The older son objects to the warm welcome and the gifts, the signs of honor. And he has a valid point. Isn't this celebrating excessive? This son of his father's (15:30) has squandered a third of the family property and now will be living off his share. He wonders if this is good parenting on his father's part. Where are the consequences? Isn't the father just enabling more irresponsible behavior on the boy's part? Where is the chore list? Where is the gradual repayment plan? His objection is a reminder that those who receive the free grace of God respond by bearing fruit.
And then there is the response of the father to the older son. His handling of the interchange with his older boy is parenting at its best. He does not condemn the older brother. He quietly assures him of his concern and love for him as well as his younger brother. He tells him of the course of action he has chosen and leaves it up to him to decide on his own. We are left, at the end of the parable, not sure whether or not he will go into the banquet hall.
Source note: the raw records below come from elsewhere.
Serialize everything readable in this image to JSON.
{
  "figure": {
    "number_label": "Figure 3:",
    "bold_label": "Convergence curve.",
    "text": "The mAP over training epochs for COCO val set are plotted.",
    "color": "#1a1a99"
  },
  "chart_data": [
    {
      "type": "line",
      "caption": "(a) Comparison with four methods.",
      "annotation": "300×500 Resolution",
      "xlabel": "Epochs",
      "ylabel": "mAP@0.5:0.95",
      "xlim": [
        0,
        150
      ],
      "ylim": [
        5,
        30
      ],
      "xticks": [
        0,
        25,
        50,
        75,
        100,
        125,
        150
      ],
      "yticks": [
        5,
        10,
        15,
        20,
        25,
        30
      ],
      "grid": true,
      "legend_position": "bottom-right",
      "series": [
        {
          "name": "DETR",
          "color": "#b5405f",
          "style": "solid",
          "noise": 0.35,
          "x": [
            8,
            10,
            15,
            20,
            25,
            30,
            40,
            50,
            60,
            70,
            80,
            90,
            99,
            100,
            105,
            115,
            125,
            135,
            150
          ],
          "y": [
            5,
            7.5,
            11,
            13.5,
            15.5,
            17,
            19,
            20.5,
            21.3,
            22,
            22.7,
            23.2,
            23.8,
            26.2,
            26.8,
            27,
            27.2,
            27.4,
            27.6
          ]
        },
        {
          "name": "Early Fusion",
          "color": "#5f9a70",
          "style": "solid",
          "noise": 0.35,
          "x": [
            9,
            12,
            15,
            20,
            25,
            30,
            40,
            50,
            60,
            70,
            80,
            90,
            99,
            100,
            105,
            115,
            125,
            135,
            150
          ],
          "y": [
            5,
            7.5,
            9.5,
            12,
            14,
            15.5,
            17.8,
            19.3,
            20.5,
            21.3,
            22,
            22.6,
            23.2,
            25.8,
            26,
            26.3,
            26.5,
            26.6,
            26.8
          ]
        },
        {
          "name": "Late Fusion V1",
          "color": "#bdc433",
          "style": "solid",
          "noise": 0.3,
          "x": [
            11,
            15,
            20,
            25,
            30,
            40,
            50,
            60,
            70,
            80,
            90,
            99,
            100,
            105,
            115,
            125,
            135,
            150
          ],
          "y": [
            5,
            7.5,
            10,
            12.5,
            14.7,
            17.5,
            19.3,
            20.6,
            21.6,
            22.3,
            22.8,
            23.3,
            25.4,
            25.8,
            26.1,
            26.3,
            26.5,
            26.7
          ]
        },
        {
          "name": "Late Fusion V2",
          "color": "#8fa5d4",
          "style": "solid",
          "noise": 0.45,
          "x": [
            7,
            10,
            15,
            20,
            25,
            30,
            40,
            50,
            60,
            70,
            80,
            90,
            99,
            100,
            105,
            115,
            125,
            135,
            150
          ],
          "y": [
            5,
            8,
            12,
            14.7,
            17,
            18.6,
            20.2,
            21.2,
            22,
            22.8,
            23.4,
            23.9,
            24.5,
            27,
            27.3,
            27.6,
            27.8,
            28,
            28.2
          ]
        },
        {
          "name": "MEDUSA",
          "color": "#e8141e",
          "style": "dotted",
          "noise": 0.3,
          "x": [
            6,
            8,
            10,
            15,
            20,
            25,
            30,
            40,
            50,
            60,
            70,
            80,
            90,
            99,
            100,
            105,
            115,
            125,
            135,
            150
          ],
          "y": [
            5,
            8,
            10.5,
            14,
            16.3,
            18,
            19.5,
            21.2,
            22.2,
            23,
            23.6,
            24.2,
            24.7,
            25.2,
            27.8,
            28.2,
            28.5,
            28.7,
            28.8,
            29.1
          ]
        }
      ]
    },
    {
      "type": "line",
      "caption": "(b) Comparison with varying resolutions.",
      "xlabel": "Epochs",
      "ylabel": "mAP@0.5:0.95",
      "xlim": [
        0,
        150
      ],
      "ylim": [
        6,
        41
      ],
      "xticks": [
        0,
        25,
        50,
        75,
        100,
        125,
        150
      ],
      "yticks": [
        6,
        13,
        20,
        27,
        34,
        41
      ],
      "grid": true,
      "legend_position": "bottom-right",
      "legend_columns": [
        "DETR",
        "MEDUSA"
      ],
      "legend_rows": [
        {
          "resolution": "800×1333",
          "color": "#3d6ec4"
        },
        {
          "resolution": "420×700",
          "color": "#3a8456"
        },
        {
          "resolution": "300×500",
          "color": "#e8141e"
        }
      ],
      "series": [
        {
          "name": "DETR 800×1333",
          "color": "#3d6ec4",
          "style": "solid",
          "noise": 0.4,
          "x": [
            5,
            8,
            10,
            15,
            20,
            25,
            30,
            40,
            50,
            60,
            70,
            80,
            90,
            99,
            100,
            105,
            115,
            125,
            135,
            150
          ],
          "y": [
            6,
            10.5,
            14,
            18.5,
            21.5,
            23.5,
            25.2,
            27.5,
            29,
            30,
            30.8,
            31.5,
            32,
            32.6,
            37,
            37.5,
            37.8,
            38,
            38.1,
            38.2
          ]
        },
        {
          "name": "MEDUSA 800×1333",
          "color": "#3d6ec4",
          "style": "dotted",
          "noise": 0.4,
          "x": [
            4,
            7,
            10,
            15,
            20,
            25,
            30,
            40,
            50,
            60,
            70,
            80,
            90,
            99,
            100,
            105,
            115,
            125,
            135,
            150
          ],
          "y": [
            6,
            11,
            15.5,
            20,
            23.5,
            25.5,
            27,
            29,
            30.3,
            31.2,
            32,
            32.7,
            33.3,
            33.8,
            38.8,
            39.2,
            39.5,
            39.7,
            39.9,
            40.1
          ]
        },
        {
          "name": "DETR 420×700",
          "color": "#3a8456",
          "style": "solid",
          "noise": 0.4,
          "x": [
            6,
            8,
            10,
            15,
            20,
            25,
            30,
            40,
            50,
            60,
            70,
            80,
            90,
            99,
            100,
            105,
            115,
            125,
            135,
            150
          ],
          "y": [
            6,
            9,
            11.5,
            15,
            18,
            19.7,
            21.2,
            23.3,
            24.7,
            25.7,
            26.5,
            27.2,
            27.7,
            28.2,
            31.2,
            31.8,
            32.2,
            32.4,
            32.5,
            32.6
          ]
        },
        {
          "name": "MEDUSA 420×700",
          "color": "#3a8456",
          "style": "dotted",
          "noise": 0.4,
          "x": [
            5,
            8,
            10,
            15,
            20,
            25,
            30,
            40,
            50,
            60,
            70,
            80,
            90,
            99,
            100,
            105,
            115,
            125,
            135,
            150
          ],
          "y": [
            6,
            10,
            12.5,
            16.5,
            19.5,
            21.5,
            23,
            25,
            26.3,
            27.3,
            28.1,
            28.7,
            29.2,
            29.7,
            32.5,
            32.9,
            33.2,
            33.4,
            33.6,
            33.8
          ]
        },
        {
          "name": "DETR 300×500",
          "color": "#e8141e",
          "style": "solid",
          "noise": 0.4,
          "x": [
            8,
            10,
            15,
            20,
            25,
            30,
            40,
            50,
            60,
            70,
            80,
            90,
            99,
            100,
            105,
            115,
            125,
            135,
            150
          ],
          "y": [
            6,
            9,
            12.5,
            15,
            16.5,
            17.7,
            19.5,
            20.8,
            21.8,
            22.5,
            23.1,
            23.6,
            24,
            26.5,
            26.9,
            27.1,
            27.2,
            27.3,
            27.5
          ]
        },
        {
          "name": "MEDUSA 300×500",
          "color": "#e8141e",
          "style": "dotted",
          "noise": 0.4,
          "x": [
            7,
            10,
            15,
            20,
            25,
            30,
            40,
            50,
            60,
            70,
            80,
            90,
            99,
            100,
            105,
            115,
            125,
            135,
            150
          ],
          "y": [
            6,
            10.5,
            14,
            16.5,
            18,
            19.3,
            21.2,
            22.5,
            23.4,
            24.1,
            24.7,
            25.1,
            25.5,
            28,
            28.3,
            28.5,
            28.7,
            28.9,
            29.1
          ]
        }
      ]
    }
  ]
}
We too are left, at the end of the parable, not sure whether or not we will go into the banquet hall. Maybe the affront to our sense of fairness will overpower our yearning for the forgiveness and joy that lies within the banquet hall. Maybe we will go off to the barn and fork some hay to work off our frustrations, while the sound of the festivities annoys our ears. Or maybe our yearning for the love that lies within the banquet hall will overcome all else, and we will enter into the joy of a God who rejoices over the return of every lost child.
Sources Consulted
Paul Duke, The Parables: A Preaching Commentary, The Great Texts Series (Nashville: Abingdon Press, 2005).
Alyce M. McKenzie, The Parables for Today (Westminster John Knox Press, 2007).
Brian C. Stiller, Preaching Parables to Postmoderns (Minneapolis: Fortress Press, 2005).